Beyond fees and transaction costs, most all investments are subject to taxation - and this represents more expenses for you that can reduce your net return. Let's see what's taxed and when. By understanding how different investments are taxed, you are able to do tax planning and thereby maintain money that others pay to IRS.
The federal government taxes you on both income and capital gains. Stocks, bonds and mutual funds symbolize the vast majority of investments retirees have.
Stock and bond tax planning:
When you purchase and hold an individual stock or bond, you must pay income tax every year on dividends or interest you get. Most dividends are taxed at 15% but not all. Therefore use some tax planning to make sure that your stocks generate 'qualifying' dividends. But you will not need to pay any capital gains tax till you sell a security. And of course, a profit indicates you sold your stock or bond for more than you purchased it for - or else it is a capital loss (and deductible within limits). Once again, some tax planning might assist some people reduce the capital gains rate from the regular 15% to possibly zero capital gains tax.
Mutual fund tax planning:
Once you purchase and hold mutual fund shares, you'll owe income tax on any ordinary dividends you get during the year- whether you actually receive them or automatically reinvest them. Sound tax planning tells you to by no means buy mutual funds near the end of the year otherwise you will be subject to taxes on all the fund's income accumulation for the whole year.
You incur capital gains 2 ways. If you sell your mutual funds for more than you bought them, you will have a capital gain - otherwise a capital loss.
But you may also need to pay taxes every year on the fund's own capital gains arising from the fund selling its underlying securities. The fund passes these profits on to you as 'distributed' capital profits in proportion to the shares you on in the fund. Tax planning specialists suggest purchasing index funds simply because all the gains will be long-term and taxed at reduced rates (currently 15% or less) than gains from the typical growth fund (which tend to generate a lot of short term and highly taxed gains).
Tax Free Funds Tax Planning:
In the event you make investments in a tax-exempt mutual fund - such as a municipal bond fund - some (or all) of your fund returns will be exempt from federal (and occasionally state and local) income tax since they arise from interest income from the underlying tax-free securities.

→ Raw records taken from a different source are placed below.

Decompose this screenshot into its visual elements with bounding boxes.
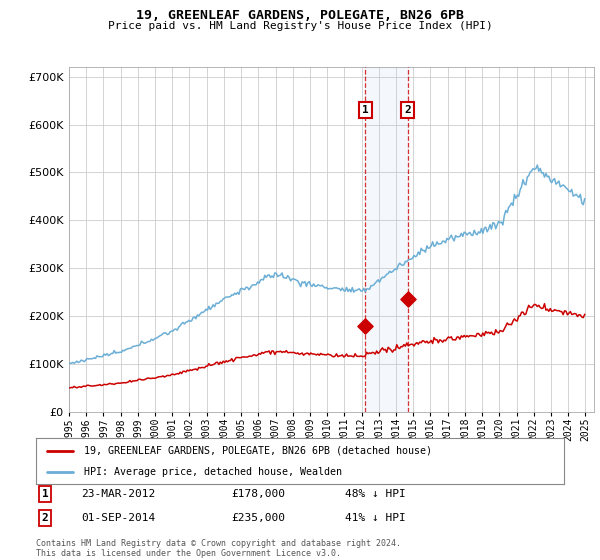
- Text: 23-MAR-2012: 23-MAR-2012: [81, 489, 155, 499]
- Text: 41% ↓ HPI: 41% ↓ HPI: [345, 513, 406, 523]
- Bar: [365, 67, 407, 412]
- Text: £235,000: £235,000: [231, 513, 285, 523]
- Text: 01-SEP-2014: 01-SEP-2014: [81, 513, 155, 523]
- Text: 2: 2: [404, 105, 411, 115]
- Text: 1: 1: [41, 489, 49, 499]
- Text: 19, GREENLEAF GARDENS, POLEGATE, BN26 6PB: 19, GREENLEAF GARDENS, POLEGATE, BN26 6P…: [136, 9, 464, 22]
- Text: 2: 2: [41, 513, 49, 523]
- Text: Contains HM Land Registry data © Crown copyright and database right 2024.
This d: Contains HM Land Registry data © Crown c…: [36, 539, 401, 558]
- Text: 48% ↓ HPI: 48% ↓ HPI: [345, 489, 406, 499]
- Text: 19, GREENLEAF GARDENS, POLEGATE, BN26 6PB (detached house): 19, GREENLEAF GARDENS, POLEGATE, BN26 6P…: [83, 446, 431, 456]
- Text: £178,000: £178,000: [231, 489, 285, 499]
- Text: HPI: Average price, detached house, Wealden: HPI: Average price, detached house, Weal…: [83, 467, 341, 477]
- Text: Price paid vs. HM Land Registry's House Price Index (HPI): Price paid vs. HM Land Registry's House …: [107, 21, 493, 31]
- Text: 1: 1: [362, 105, 369, 115]
- Point: [361, 322, 370, 331]
- Point: [403, 295, 412, 304]
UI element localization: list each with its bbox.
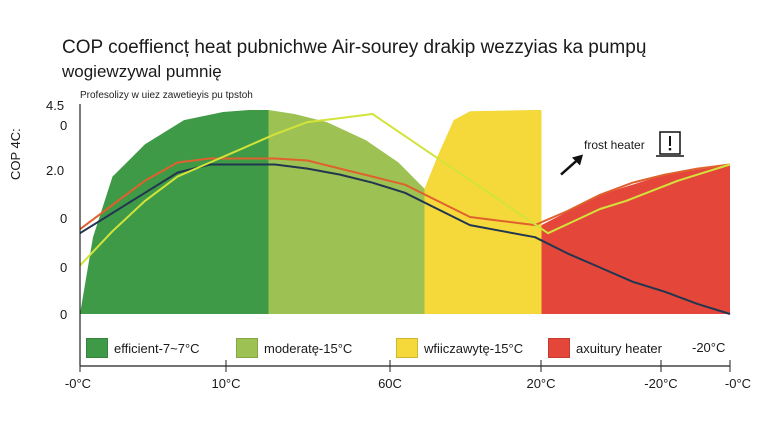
warning-icon-dot xyxy=(668,148,672,151)
x-tick-label: -20°C xyxy=(644,376,678,391)
x-tick-label: -0°C xyxy=(724,376,752,391)
series-line-0 xyxy=(79,163,731,315)
legend-swatch xyxy=(236,338,258,358)
y-tick-label: 4.5 xyxy=(46,98,65,113)
series-line-1 xyxy=(79,157,731,231)
y-tick-label: 0 xyxy=(60,118,68,133)
legend-swatch xyxy=(548,338,570,358)
legend-item-auxiliary: axuitury heater xyxy=(548,337,662,359)
legend-label: wfiiczawytę-15°C xyxy=(424,340,524,356)
y-tick-label: 0 xyxy=(60,307,68,322)
series-line-2 xyxy=(79,113,731,267)
frost-heater-annotation: frost heater xyxy=(584,138,645,152)
chart-note: Profesolizy w uiez zawetieyis pu tpstoh xyxy=(80,90,253,101)
y-tick-label: 0 xyxy=(60,260,68,275)
legend-item-efficient: efficient-7~7°C xyxy=(86,337,200,359)
x-tick-label: 20°C xyxy=(526,376,556,391)
annotation-arrowhead xyxy=(572,154,583,166)
legend-label: efficient-7~7°C xyxy=(114,340,200,356)
legend-extra-label: -20°C xyxy=(692,340,726,355)
zone-area-3 xyxy=(541,164,730,314)
chart-subtitle: wogiewzywal pumnię xyxy=(62,62,222,81)
legend-label: axuitury heater xyxy=(576,340,662,356)
y-tick-label: 0 xyxy=(60,211,68,226)
zone-area-2 xyxy=(424,110,542,314)
x-tick-label: 10°C xyxy=(211,376,241,391)
x-tick-label: 60C xyxy=(378,376,402,391)
legend-item-moderate: moderatę-15°C xyxy=(236,337,352,359)
zone-area-0 xyxy=(80,110,269,314)
legend-swatch xyxy=(86,338,108,358)
legend-label: moderatę-15°C xyxy=(264,340,353,356)
y-tick-label: 2.0 xyxy=(46,163,65,178)
legend-item-yellow: wfiiczawytę-15°C xyxy=(396,337,523,359)
legend-swatch xyxy=(396,338,418,358)
x-tick-label: -0°C xyxy=(64,376,92,391)
chart-title: COP coeffiencț heat pubnichwe Air-sourey… xyxy=(62,37,647,58)
zone-area-1 xyxy=(268,110,425,314)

However you may nonetheless owe capital gains tax on the fund's distributed gains if the fund sold bonds during the year for a profit.

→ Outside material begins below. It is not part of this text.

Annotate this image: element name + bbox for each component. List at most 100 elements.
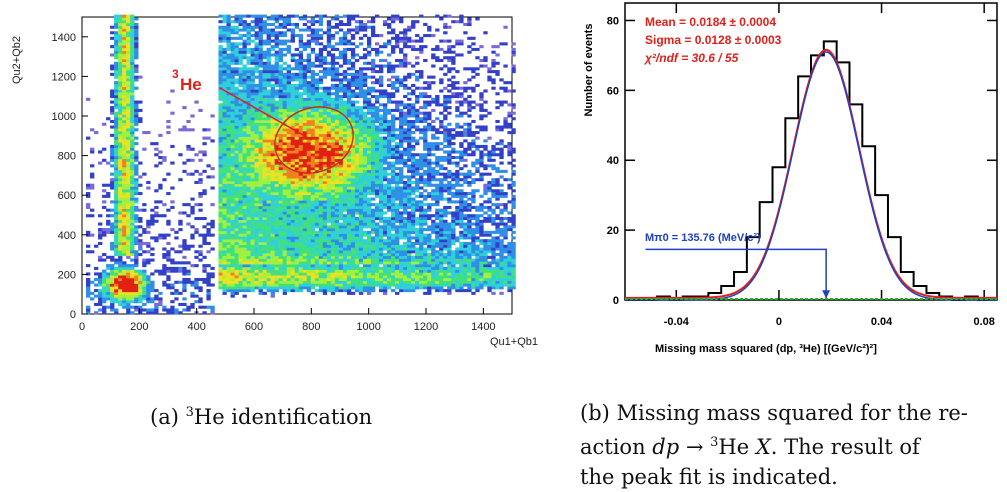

And, needless to say, you'll owe personal capital gain tax once you sell your tax-exempt fund shares for more than you purchased them. Tax planning specialists frequently suggest buying individual municipal bonds and hold to maturity and thereby eliminate any tax impact that you cannot control when you own tax free funds.
Capital Gains Tax Planning
Remember, capital gain taxation happens at special capital gain income tax rates. These are lower than ordinary income tax rates. The capital gain tax rates that apply to you depend on what income bracket you are in (see table beneath). Taking gains at the right time is the type of tax planning done by smart traders as your tax bracket affects just how much capital gains you pay.
|Tax Planning of Capital Gains
|Short-term capital gain
|1 year or less
|Ordinary income tax rate
|Long-term capital gain
|More than 1 year
|0% for qualifying dividends if you're in the 10% or 15% income tax bracket
15% for qualifying dividends if you're in the 25% or higher income tax bracket
You Pay More Taxes Than NecessaryAnd we guarantee your CPA has never told you The problem with paying taxes is that most people overpay. So if you are concerned about having enough in retirement, you must stop overpaying taxes. I know you think your CPA takes care of this for you. WRONG. I AM a CPA (retired) and I can tell you that 90% of CPAs do nothing more than enter your information into the little boxes on the tax return but NEVER tell you how to pay less next year. Why? Many of them simply do not know what we can show you. In ten minutes.